Having met his new grandparents and cousins, Marius is always one slip-up away from being discovered, which both tests his talent for reading people and creates suspense. Once he realises the family’s “bond business” is posting bail and not trading financial products, he finds himself working as a skip tracer with his cousin Julia (Marin Ireland) and trying not to reminisce too much with Taylor (Sam McRae), another cousin and also a cop. It helps immeasurably that his tough nut grandmother is played by Margo Martindale (The Americans), an actor whose menace nonetheless has maternal warmth.
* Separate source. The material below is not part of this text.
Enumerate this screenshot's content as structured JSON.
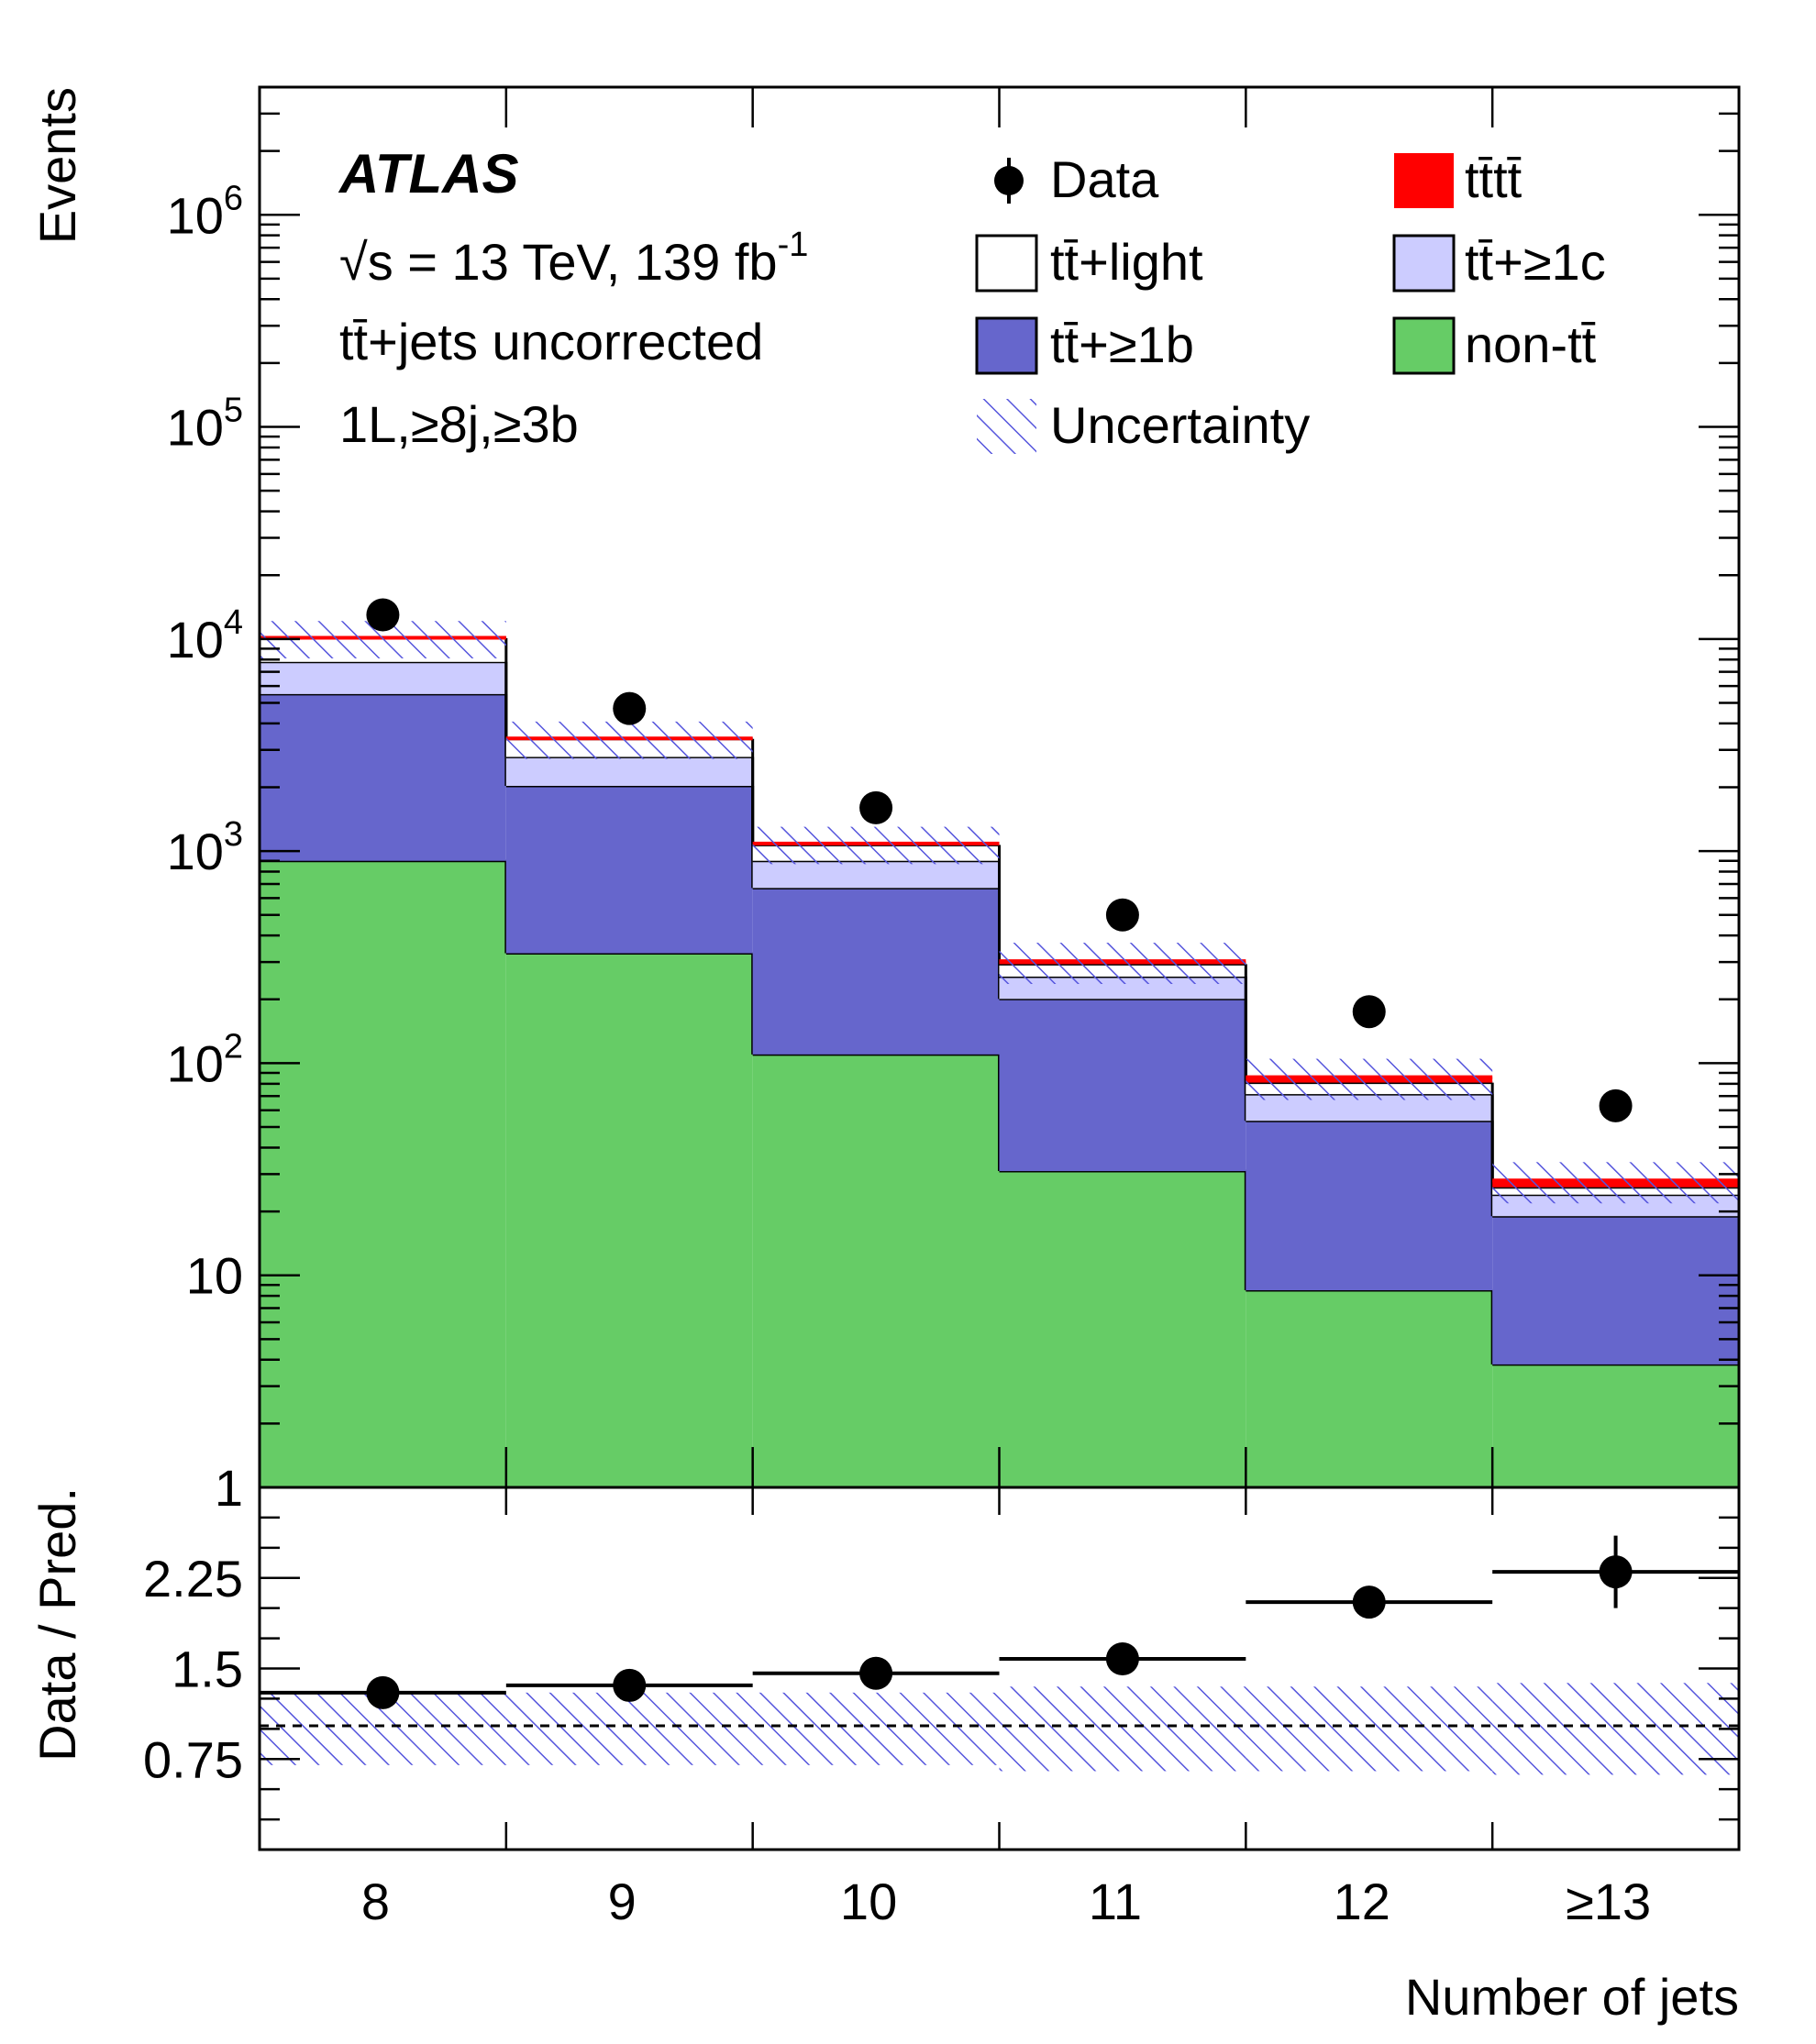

Even as he has to deal with an unhappy former colleague, Vince (Bryan Cranston, the show’s co-creator, in a supporting role), Marius is drawn into Pete’s life. The show is very good at holding back information, including why Marius was incarcerated, so that motivations repeatedly get recast. It’s a promising series with a hint of the black humour that showrunner Graham Yost invested in Justified: the real Pete was in jail for the failed armed robbery of a gun range. It also suggests, through family dynamics and secret calculations, that everyone is engaged in subterfuge of one kind or another. A grifting associate relocated to the suburbs tells Marius, “This is a con I plan on running for the rest of my life.”